6x+5y+4(20-x-y)= 100
6x+5y+80-4x-4y= 100
2x+y+80= 100
y=-2x+20
Solution 2: According to the meaning of the question, x≥6, and y=-2x+20≥6, 20-x-y=20-x+2x-20=x≥6, an inequality group can be listed:
x≥6
-2x+20≥6
The solution set of inequality group is 6≤x≤7.
The integer solution of the inequality group is x=6 and x=7.
When x=6, y=-2x+20=8, 20-x-y=6.
When x=7, y=-2x+20=6, 20-x-y=7.
There are two delivery schemes:
Scheme 1: The number of vehicles transporting A navel orange is 6, the number of vehicles transporting B navel orange is 8, and the number of vehicles transporting C navel orange is 6.
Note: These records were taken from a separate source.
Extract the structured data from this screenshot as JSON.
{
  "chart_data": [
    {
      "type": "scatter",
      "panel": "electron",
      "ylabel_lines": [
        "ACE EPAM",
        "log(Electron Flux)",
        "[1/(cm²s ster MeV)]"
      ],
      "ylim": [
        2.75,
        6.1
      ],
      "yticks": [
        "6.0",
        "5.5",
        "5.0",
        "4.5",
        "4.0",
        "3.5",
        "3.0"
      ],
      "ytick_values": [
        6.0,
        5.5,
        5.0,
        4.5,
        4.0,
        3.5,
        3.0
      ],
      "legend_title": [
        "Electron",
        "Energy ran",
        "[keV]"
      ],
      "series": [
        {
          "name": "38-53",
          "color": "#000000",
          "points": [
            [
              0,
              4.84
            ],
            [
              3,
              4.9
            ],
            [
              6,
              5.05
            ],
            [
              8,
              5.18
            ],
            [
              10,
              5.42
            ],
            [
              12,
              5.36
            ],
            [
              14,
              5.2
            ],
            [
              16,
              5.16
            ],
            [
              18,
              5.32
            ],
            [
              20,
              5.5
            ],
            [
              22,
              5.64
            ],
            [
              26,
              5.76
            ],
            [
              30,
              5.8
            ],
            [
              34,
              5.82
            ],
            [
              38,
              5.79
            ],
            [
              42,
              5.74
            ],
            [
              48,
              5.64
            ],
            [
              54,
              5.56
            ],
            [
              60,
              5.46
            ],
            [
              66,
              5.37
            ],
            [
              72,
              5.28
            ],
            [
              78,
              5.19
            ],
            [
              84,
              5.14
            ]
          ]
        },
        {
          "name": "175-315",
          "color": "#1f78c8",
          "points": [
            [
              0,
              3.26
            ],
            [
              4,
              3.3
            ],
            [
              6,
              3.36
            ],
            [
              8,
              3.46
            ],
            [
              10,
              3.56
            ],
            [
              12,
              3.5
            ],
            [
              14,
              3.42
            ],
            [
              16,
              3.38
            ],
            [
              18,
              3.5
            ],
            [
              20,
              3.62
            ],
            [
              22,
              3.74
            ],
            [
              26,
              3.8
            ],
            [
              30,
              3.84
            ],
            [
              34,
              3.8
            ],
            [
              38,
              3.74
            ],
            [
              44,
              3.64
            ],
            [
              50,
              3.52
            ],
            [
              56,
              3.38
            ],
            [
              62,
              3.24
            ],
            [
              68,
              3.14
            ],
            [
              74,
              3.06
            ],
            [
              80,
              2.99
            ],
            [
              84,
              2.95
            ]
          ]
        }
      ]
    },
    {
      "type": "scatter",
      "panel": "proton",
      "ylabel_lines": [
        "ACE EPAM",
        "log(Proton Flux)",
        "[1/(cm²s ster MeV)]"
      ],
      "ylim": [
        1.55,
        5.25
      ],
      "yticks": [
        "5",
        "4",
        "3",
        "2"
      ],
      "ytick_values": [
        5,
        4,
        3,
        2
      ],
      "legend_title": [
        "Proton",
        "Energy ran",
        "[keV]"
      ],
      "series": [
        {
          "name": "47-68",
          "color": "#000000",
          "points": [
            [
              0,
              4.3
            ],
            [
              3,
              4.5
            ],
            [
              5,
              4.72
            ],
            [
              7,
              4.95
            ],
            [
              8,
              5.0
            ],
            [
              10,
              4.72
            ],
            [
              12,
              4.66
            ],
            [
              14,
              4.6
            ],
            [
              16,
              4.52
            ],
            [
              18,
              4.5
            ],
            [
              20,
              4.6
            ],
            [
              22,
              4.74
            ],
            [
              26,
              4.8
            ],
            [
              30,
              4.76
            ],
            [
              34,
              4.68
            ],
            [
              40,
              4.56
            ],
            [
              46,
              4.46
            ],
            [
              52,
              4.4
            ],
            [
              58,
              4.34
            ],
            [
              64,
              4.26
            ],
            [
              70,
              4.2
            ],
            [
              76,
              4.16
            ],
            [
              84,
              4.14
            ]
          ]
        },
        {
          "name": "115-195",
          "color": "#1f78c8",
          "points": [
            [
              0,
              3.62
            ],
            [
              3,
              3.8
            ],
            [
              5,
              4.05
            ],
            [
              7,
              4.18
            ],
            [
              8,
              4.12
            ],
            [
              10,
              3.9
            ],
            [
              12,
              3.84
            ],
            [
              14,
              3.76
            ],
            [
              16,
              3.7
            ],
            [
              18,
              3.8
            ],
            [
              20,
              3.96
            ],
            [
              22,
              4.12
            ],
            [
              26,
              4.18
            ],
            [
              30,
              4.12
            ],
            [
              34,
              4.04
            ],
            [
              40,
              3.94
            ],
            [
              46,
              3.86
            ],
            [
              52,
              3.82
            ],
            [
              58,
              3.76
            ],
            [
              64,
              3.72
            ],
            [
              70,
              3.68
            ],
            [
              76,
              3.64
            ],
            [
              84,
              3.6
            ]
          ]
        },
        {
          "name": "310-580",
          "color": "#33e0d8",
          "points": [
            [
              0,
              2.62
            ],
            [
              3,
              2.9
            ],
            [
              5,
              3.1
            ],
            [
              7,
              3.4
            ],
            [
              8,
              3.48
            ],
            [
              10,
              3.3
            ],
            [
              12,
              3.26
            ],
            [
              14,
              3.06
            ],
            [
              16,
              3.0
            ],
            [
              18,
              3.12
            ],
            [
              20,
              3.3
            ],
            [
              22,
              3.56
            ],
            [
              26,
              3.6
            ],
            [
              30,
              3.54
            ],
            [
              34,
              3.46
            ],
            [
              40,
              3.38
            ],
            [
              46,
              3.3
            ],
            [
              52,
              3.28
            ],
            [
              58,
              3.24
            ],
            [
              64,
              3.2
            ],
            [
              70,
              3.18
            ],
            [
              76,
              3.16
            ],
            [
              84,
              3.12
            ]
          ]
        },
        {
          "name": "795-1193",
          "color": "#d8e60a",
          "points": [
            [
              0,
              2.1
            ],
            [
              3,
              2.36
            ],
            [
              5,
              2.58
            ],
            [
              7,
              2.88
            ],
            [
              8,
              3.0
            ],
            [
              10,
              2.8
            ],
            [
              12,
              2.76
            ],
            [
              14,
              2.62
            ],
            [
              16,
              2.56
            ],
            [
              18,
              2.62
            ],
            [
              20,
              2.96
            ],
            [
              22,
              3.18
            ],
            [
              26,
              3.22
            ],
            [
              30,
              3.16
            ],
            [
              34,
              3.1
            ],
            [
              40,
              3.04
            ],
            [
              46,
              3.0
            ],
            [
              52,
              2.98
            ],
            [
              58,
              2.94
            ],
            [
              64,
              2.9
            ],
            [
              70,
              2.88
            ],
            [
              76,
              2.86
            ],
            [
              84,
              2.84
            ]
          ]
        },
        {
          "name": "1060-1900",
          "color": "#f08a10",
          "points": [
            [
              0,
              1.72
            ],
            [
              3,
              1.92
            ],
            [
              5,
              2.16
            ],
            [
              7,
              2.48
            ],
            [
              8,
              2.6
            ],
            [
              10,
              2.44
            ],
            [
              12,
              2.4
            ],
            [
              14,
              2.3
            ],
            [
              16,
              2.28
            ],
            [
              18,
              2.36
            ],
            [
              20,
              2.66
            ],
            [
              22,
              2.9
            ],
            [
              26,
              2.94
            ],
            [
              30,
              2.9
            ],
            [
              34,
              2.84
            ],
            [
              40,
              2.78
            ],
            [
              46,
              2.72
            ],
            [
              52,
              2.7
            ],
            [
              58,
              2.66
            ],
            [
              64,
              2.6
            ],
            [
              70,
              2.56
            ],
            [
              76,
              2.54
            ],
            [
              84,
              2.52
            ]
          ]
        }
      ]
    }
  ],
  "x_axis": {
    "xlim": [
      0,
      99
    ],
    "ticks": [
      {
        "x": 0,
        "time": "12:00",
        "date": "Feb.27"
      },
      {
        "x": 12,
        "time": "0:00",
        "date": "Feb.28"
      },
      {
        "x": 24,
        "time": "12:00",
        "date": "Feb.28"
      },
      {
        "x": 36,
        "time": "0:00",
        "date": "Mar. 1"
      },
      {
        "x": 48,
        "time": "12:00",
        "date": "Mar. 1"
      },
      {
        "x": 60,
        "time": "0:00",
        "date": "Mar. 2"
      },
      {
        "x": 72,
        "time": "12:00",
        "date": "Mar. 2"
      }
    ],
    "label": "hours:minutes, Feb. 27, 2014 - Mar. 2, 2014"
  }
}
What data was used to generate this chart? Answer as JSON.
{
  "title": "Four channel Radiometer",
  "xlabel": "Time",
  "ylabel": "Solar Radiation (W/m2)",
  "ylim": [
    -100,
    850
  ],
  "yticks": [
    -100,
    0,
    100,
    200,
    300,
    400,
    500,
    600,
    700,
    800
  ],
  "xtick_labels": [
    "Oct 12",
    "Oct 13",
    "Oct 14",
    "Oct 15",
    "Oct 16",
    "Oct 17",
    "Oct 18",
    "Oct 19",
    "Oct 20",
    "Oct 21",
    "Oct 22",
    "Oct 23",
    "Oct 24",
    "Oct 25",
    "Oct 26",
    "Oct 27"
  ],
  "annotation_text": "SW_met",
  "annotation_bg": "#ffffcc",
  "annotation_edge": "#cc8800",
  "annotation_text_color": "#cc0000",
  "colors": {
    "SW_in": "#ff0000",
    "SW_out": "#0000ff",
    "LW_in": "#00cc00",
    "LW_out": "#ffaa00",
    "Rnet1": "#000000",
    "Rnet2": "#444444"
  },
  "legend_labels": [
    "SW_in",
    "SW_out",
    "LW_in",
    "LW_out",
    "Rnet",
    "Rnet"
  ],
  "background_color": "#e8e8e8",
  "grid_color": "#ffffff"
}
Scheme 2: The number of vehicles transporting A navel orange is 7, the number of vehicles transporting B navel orange is 6, and the number of vehicles transporting C navel orange is 7.
Scheme 3: The total profit (100 yuan) is:
12x+ 16y+ 10(20 x-y)
= 12x+ 16(-2x+20)+ 10x
= 12x-32x+320+ 10x
=- 10x+320
When x takes the minimum value, the total profit (-10x+320) has the maximum value, and the minimum value of x is x=6.
When x = 6,-10x+320 =-10x6+320 = 260.
In order to maximize the profit of this sale, the scheme 1 should be adopted, and the maximum profit is 26,000 yuan.